The North Carolina Senate judiciary committee has been going back and forth on both issues.
As far as ER doctors go, the bill would raise the bar to bring a suit to what's called gross negligence. So, they'd either have to intentionally hurt a patient or be incapacitated drunk or on drugs. Otherwise, they wouldn't be able to be sued - even if bad judgment or bad decision making led to a serious problem.
Supporters say it's about protecting doctors.
"I truly believe they're doing the best they possibly can with the circumstances and conditions presented to them," Sen. Tom Apodaca said.
But critics say the bill would leave victims of emergency room malpractice without anywhere to turn. And they also say it shouldn't limit how much money victims can get in medical lawsuits.

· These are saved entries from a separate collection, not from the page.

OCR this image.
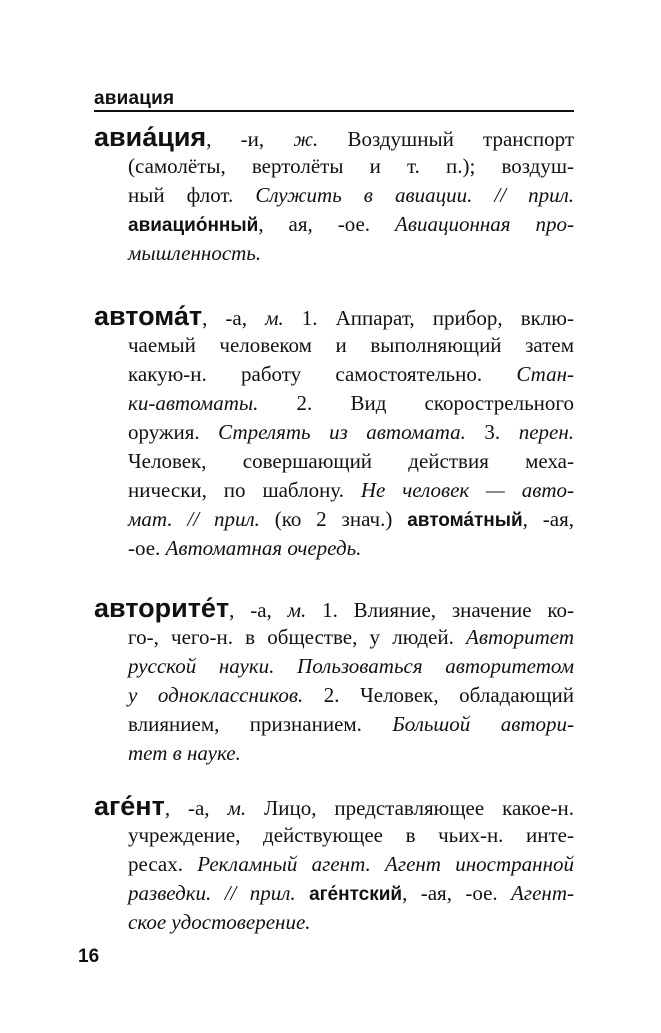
авиация
авиа́ция, -и, ж. Воздушный транспорт
(самолёты, вертолёты и т. п.); воздуш-
ный флот. Служить в авиации. // прил.
авиацио́нный, ая, -ое. Авиационная про-
мышленность.
автома́т, -а, м. 1. Аппарат, прибор, вклю-
чаемый человеком и выполняющий затем
какую-н. работу самостоятельно. Стан-
ки-автоматы. 2. Вид скорострельного
оружия. Стрелять из автомата. 3. перен.
Человек, совершающий действия меха-
нически, по шаблону. Не человек — авто-
мат. // прил. (ко 2 знач.) автома́тный, -ая,
-ое. Автоматная очередь.
авторите́т, -а, м. 1. Влияние, значение ко-
го-, чего-н. в обществе, у людей. Авторитет
русской науки. Пользоваться авторитетом
у одноклассников. 2. Человек, обладающий
влиянием, признанием. Большой автори-
тет в науке.
аге́нт, -а, м. Лицо, представляющее какое-н.
учреждение, действующее в чьих-н. инте-
ресах. Рекламный агент. Агент иностранной
разведки. // прил. аге́нтский, -ая, -ое. Агент-
ское удостоверение.
16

The bill puts the cap at $500,000, which critics say isn't nearly enough in certain cases, and is unconstitutional.
"It's an extreme intrusion of the government to step into the jury box and take away the rights of citizens and present their case to a jury and the rights of jurors to hear the evidence and make a decision," said Burton Craige with NC Advocates for Justice.
At least one high profile conservative is siding with critics on the cap - former North Carolina Supreme Court Chief Justice I. Beverly Lake.
She said, "Under the North Carolina constitution, only juries have the power to decide verdicts. Not politicians. Not legislators. The government cannot overrule juries, but that is precisely what Senate Bill 33 does."
The bill will likely be on the Senate floor for a vote on Wednesday.